Another section calls for “upholding free speech in frontier models” and I’m sure you can all guess what ‘free speech’ President Trump and his acolytes are talking about when they stress that “systems are objective and free from top-down ideological bias”. Anyone in any doubt can only look at their recent actions, it’s all there in black and white – sorry, I meant it’s all there in male and white.

The good news is that despite the emphasis on this being America’s AI Action Plan, we too can share in this brave new dawn. Admittedly, we won’t have much direct input into the winning of the AI race that will “usher in a new golden age of human flourishing, economic competitiveness, and national security for the American people”. But it’s the thought that counts.

Price of progress

And our money. Big Tech has very kindly agreed, through the good offices of President Trump and his administration, to let us buy American AI with the Commerce and State Departments partnering with industry “to deliver secure, full-stack AI export packages – including hardware, models, software, applications, and standards – to America’s friends and allies around the world”.

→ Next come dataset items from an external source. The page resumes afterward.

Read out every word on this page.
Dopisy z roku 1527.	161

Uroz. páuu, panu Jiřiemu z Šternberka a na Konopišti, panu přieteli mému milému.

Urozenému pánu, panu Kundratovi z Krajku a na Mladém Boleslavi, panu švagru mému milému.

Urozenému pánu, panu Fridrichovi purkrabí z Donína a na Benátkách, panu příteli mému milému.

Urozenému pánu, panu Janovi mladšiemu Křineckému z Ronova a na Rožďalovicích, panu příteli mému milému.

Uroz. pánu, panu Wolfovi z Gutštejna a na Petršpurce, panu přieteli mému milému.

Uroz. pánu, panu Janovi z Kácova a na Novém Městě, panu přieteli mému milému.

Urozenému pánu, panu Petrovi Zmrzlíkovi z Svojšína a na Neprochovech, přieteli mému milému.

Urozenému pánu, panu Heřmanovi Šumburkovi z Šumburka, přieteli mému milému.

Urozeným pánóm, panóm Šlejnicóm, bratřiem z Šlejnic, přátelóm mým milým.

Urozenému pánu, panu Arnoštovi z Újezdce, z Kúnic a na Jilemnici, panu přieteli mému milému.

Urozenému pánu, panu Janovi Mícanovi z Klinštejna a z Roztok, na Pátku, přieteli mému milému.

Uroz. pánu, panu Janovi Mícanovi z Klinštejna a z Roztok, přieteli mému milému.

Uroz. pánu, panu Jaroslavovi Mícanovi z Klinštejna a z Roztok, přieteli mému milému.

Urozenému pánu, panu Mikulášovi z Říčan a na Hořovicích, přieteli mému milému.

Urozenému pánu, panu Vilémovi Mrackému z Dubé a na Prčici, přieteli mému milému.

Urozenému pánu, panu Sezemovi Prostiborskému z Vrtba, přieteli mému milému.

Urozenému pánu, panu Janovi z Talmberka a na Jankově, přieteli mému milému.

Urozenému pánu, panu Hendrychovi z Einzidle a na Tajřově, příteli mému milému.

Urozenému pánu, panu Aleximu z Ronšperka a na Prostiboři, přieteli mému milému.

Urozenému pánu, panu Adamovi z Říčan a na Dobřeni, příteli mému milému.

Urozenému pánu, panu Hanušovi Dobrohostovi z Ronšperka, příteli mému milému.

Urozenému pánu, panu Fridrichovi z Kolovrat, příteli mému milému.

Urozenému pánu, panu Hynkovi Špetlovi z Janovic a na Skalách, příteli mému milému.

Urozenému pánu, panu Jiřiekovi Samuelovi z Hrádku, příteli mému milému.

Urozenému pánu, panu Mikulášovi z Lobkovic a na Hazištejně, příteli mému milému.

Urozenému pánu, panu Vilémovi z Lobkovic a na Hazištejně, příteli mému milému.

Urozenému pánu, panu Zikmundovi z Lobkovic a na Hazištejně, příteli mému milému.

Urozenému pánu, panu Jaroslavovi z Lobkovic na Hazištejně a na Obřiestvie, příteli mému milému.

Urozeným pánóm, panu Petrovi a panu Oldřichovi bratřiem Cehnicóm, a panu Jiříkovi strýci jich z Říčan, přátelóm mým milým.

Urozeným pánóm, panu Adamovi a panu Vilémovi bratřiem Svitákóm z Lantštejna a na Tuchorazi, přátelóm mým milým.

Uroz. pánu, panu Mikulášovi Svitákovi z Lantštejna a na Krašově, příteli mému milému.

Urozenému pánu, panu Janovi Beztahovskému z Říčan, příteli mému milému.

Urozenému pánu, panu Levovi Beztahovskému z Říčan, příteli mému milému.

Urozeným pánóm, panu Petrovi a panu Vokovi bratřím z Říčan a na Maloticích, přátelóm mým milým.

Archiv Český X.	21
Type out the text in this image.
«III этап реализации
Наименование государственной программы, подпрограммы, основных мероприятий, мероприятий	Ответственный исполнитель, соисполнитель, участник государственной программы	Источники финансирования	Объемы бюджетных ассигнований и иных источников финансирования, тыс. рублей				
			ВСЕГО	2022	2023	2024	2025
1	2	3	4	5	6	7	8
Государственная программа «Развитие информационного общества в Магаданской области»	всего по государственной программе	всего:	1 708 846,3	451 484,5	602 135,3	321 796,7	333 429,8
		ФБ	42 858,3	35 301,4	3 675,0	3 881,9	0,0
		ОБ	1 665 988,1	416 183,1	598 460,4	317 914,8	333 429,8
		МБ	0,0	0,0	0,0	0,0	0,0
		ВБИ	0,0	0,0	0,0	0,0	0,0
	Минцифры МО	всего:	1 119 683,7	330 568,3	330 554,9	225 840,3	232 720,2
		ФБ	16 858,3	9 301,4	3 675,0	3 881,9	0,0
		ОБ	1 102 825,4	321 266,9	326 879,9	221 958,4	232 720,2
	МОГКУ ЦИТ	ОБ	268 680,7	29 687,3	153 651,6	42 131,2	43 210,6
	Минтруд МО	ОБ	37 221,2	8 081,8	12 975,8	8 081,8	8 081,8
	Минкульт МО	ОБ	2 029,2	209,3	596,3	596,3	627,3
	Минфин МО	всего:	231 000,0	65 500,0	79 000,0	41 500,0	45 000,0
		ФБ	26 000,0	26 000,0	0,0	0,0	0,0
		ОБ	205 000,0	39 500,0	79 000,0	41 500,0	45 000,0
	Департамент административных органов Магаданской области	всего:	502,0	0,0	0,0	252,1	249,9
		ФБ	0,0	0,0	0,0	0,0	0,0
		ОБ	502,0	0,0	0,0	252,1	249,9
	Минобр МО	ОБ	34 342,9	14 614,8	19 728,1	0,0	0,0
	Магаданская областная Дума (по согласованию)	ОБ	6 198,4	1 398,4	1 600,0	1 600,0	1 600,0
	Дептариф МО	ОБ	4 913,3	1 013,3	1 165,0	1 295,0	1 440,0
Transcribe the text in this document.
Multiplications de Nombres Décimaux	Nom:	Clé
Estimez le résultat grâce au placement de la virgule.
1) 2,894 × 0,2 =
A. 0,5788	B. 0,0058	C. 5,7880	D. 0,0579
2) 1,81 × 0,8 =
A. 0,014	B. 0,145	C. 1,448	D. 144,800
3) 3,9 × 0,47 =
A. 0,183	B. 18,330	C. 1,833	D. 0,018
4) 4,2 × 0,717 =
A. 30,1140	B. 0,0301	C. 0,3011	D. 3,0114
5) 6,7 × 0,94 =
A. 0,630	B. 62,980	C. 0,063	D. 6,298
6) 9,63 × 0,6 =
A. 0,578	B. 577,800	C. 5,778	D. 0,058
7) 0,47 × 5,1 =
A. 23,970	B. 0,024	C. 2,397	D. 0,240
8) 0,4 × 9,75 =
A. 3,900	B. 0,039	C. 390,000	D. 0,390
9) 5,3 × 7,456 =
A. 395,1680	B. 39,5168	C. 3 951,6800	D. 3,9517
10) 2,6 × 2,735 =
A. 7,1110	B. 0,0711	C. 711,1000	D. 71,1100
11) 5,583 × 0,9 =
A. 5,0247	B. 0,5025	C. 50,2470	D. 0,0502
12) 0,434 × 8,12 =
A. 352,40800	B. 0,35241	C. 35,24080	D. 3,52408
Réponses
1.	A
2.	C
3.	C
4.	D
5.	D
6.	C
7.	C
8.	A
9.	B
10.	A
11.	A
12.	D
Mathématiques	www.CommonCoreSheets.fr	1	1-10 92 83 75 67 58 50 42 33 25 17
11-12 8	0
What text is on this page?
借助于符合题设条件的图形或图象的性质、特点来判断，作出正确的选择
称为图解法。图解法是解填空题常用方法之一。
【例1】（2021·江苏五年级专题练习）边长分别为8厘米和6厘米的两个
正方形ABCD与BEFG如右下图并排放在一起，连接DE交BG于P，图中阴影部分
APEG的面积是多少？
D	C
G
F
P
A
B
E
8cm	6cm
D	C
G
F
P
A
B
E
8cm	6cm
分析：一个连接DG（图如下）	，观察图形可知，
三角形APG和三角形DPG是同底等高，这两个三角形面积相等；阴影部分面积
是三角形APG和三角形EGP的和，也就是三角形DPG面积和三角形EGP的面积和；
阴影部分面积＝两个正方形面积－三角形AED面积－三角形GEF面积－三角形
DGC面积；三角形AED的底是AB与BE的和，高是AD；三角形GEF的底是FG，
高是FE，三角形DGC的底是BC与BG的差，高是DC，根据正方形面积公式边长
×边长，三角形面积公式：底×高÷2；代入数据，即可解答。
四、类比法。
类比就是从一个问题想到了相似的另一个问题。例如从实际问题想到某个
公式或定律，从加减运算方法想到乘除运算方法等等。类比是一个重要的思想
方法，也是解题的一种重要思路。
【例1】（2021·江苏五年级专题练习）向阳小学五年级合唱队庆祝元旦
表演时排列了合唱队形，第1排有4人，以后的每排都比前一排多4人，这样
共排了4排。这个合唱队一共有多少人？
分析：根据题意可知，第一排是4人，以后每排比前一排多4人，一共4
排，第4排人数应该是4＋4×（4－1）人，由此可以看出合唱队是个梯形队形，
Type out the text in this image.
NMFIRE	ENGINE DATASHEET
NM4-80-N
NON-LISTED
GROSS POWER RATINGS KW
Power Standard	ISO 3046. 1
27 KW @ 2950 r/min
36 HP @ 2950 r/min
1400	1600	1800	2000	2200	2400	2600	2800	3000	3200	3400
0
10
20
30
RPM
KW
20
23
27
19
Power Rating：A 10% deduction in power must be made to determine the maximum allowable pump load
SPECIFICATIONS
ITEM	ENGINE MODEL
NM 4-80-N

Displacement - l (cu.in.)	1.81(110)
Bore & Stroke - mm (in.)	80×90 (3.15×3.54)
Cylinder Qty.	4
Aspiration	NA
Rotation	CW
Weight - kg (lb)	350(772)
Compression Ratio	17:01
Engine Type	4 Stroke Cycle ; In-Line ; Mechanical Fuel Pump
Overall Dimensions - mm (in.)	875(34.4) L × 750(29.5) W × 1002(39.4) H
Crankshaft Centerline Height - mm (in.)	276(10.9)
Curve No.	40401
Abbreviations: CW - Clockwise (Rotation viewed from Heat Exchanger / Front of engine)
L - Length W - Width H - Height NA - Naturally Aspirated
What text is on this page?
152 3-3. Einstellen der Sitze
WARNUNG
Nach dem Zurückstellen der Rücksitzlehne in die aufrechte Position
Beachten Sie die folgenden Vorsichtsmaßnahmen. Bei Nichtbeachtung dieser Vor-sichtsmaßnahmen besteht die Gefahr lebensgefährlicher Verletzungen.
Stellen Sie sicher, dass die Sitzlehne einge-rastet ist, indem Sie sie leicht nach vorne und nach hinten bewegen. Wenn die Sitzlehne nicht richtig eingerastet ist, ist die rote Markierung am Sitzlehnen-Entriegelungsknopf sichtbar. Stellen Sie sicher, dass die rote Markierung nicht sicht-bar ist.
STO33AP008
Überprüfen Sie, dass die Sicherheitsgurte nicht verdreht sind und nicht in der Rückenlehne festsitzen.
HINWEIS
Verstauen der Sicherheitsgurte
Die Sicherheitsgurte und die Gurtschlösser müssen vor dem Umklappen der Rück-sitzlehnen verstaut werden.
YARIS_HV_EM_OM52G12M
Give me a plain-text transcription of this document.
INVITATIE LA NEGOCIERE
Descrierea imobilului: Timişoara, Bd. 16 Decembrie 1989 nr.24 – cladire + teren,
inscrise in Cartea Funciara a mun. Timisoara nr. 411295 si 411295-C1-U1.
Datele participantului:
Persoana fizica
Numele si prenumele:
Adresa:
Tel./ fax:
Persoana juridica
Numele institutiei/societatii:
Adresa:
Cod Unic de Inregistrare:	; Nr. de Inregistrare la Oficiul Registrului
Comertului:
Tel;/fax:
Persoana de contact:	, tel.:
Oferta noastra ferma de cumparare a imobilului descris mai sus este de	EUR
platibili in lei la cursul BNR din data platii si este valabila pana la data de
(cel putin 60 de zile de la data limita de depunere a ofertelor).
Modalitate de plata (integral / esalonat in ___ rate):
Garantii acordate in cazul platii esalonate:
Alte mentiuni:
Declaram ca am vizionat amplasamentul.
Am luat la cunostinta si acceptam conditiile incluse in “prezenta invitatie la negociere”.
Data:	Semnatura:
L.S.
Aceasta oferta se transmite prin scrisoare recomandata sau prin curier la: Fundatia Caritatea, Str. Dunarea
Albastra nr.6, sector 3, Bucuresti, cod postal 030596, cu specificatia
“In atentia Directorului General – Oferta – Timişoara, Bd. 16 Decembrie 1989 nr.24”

As Secretary of State and Acting National Security Advisor Marco Rubio, puts it: “These clear-cut policy goals set expectations for the Federal Government to ensure America sets the technological gold standard worldwide, and that the world continues to run on American technology.”

How privileged those friends and allies will be to be in a position to ensure that “America must continue to be the dominant force in artificial intelligence” by acquiring AI that is guaranteed to be entirely objective and non-ideological. The rest of the world may as well stop working on AI now and put its faith in American AI (AAI) instead.

Of course, the desire of Big Tech to focus on ‘deregulation’ and ‘innovation’ in America’s AI Action Plan is likely to exacerbate the existing friction with the EU which places a much stronger emphasis on regulations, transparency and safety, three elements that have the same effect on Big Tech as garlic, sunlight and wooden stakes on vampires.

Looked at from this side of the Atlantic, the approach being adopted by the US appears needlessly reckless with everything being made subservient to the development of ‘American’ AI. It’s probably fair to say that this particular version of ‘American’ AI  is not something that most of us Europeans would be happy to adopt. Perhaps the tech companies will have to develop a non-American AI for the EU. But would any non-American country be able to trust US companies? Now there’s a question that AI might struggle to answer correctly.